- Leagues: National Basketball League
- Founded: 1948
- Dissolved: 1949
- Arena: Hammond Civic Center (capacity:6,000)
- Location: Hammond, Indiana
- Team colors: Navy Blue, Dark Red, White
- Championships: 0

= Hammond Calumet Buccaneers =

The Hammond Calumet Buccaneers were a professional team of basketball that competed in the National Basketball League for only the 1948–49 season. They were based in Hammond, Indiana, and played in the Hammond Civic Center for home games. The creation of the Calumet Buccaneers franchise would occur for Hammond by Ike Duffey's discretion as the president of the NBL alongside his role as team owner of the nearby Anderson Duffey Packers franchise, as he would buy out the financially struggling Toledo Jeeps franchise that had tried to jump from the NBL to the rivaling Basketball Association of America earlier on and persuaded a northern Indiana businessman named Walter Thornton to sell the franchise to a group of backers in the cities of Hammond, Whiting, East Chicago, Indiana, and Calumet City, Illinois. The group of 200 backers that owned the franchise for $100 per share from those four cities would have the Calumet Buccaneers operate similarly to the Oshkosh All-Stars and Sheboygan Red Skins teams in the NBL, as well as the Green Bay Packers of the NFL by being community owned and operated teams.

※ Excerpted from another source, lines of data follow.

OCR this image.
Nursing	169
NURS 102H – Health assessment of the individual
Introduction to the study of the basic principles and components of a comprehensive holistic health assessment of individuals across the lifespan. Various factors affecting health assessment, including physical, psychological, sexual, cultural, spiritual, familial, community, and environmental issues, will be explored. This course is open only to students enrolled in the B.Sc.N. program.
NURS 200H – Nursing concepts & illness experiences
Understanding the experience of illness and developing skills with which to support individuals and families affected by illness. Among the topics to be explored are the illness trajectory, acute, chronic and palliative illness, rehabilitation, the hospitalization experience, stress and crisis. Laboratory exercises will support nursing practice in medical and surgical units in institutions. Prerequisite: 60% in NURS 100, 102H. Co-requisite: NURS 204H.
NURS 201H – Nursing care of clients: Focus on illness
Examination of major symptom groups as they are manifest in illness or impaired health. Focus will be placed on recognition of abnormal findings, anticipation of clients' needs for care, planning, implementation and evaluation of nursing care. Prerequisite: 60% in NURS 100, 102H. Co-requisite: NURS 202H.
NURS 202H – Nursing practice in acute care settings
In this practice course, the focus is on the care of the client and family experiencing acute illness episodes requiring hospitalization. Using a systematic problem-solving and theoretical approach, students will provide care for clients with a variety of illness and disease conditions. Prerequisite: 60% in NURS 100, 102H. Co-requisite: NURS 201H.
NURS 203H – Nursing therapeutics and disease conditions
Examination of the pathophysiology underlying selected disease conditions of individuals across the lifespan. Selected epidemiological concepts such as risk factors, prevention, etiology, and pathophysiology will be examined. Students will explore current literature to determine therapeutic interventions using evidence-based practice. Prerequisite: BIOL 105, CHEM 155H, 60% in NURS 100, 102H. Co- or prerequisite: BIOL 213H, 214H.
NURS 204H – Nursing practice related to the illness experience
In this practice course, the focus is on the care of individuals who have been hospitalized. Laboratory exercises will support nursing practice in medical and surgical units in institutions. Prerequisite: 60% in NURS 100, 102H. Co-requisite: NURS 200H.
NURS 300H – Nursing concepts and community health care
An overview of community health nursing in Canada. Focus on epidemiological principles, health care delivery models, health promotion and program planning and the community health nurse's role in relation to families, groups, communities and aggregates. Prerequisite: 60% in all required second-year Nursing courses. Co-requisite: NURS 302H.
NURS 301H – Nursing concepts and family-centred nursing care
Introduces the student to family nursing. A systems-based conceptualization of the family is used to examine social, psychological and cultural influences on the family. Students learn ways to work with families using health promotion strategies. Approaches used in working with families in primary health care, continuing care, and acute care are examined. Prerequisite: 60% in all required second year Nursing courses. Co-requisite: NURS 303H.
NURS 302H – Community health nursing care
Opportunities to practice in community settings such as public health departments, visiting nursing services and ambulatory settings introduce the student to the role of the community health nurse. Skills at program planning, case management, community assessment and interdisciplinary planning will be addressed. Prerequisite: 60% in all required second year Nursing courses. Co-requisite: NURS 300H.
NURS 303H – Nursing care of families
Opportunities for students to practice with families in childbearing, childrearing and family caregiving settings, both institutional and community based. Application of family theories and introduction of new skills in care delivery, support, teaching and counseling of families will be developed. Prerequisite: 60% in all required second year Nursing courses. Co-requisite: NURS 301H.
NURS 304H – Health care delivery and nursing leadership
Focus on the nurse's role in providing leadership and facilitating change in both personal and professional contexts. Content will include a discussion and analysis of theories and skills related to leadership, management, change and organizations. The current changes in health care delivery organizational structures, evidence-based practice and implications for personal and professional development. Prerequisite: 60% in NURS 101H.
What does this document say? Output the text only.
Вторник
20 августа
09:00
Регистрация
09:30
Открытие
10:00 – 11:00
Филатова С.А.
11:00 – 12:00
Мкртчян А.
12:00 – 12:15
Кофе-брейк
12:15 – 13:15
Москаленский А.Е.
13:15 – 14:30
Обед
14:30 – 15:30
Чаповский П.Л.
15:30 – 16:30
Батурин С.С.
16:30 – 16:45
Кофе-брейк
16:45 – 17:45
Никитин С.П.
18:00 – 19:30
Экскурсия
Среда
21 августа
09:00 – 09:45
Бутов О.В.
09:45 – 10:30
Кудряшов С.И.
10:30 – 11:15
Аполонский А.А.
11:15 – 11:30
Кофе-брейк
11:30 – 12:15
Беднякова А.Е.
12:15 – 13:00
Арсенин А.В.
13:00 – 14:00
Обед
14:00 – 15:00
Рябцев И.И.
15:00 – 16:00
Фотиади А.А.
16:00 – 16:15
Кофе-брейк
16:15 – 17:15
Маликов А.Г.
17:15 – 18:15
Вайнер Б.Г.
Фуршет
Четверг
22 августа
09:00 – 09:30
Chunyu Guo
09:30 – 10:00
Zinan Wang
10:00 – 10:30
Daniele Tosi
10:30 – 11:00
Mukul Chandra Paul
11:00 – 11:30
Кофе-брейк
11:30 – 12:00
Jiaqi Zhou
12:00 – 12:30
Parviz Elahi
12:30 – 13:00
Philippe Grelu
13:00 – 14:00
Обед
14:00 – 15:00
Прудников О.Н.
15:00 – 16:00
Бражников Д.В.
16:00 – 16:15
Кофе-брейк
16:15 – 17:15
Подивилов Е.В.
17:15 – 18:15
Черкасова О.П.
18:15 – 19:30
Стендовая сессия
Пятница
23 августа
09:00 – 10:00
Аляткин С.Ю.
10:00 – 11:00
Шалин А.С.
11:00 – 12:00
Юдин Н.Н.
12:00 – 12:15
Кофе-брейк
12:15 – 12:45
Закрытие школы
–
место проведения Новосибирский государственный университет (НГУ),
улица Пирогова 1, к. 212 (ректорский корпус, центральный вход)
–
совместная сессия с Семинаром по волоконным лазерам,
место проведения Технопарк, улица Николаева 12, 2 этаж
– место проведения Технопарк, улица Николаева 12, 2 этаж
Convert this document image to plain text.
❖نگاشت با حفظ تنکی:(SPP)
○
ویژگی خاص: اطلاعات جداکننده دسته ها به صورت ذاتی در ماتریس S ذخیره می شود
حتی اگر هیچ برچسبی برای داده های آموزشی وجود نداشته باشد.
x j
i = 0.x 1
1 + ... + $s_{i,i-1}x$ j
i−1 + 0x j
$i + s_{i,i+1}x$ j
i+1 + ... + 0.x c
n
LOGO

The team ranked third in the Eastern Division, and was eliminated in the first round of the playoffs by the Syracuse Nationals. After losing their playoff series to the Nationals, the Calumet Buccaneers would join the Oshkosh All-Stars and Dayton Rens (an all-black team) as the only NBL teams not to join the Basketball Association of America (BAA) in their merger to become the NBA. For the case of the short-lived Hammond Calumet Buccaneers franchise, the people involved with the franchise tried to raise the funds necessary to get themselves their promotion into the NBL/BAA merger that's now known as the NBA, but they ultimately failed to get the funds necessary on their ends to get the merger promotion in mind. In addition to the lack of extra funds on their end, it was thought that the Hammond squad was too close to proximity to the Chicago Stags BAA-turned-NBA franchise, though the Stags would ironically fold operations a year after the NBA merger happened themselves due to ownership issues (though the NBA would later have multiple different franchises play in Chicago after the Stags folded operations with the Chicago Packers/Zephyrs first being created in the early 1960s and the Chicago Bulls later operating to this day since 1967). While the Rens didn't do a dispersal draft of their players due to racial segregation and the All-Stars initially diverted their players into an original Wisconsin-based NBA team out in either Milwaukee (before the existence of the Milwaukee Hawks and Milwaukee Bucks) or Green Bay before later forcing their players into a dispersal draft into the now-NBA's teams, Hammond's players (which featured the likes of Don Boven, Joe Camic, Jake Carter, Ted Cook, George Glamack, Dick Hammond, Bobby McDermott, Al Miksis, Stan Patrick, Jack Phelan, Ollie Shoaff, Sterling Scott, Johnny Sebastian, Wayne See, Chips Sobek, and Clint Wager) would all move out of Hammond and look to play for the Waterloo Hawks instead.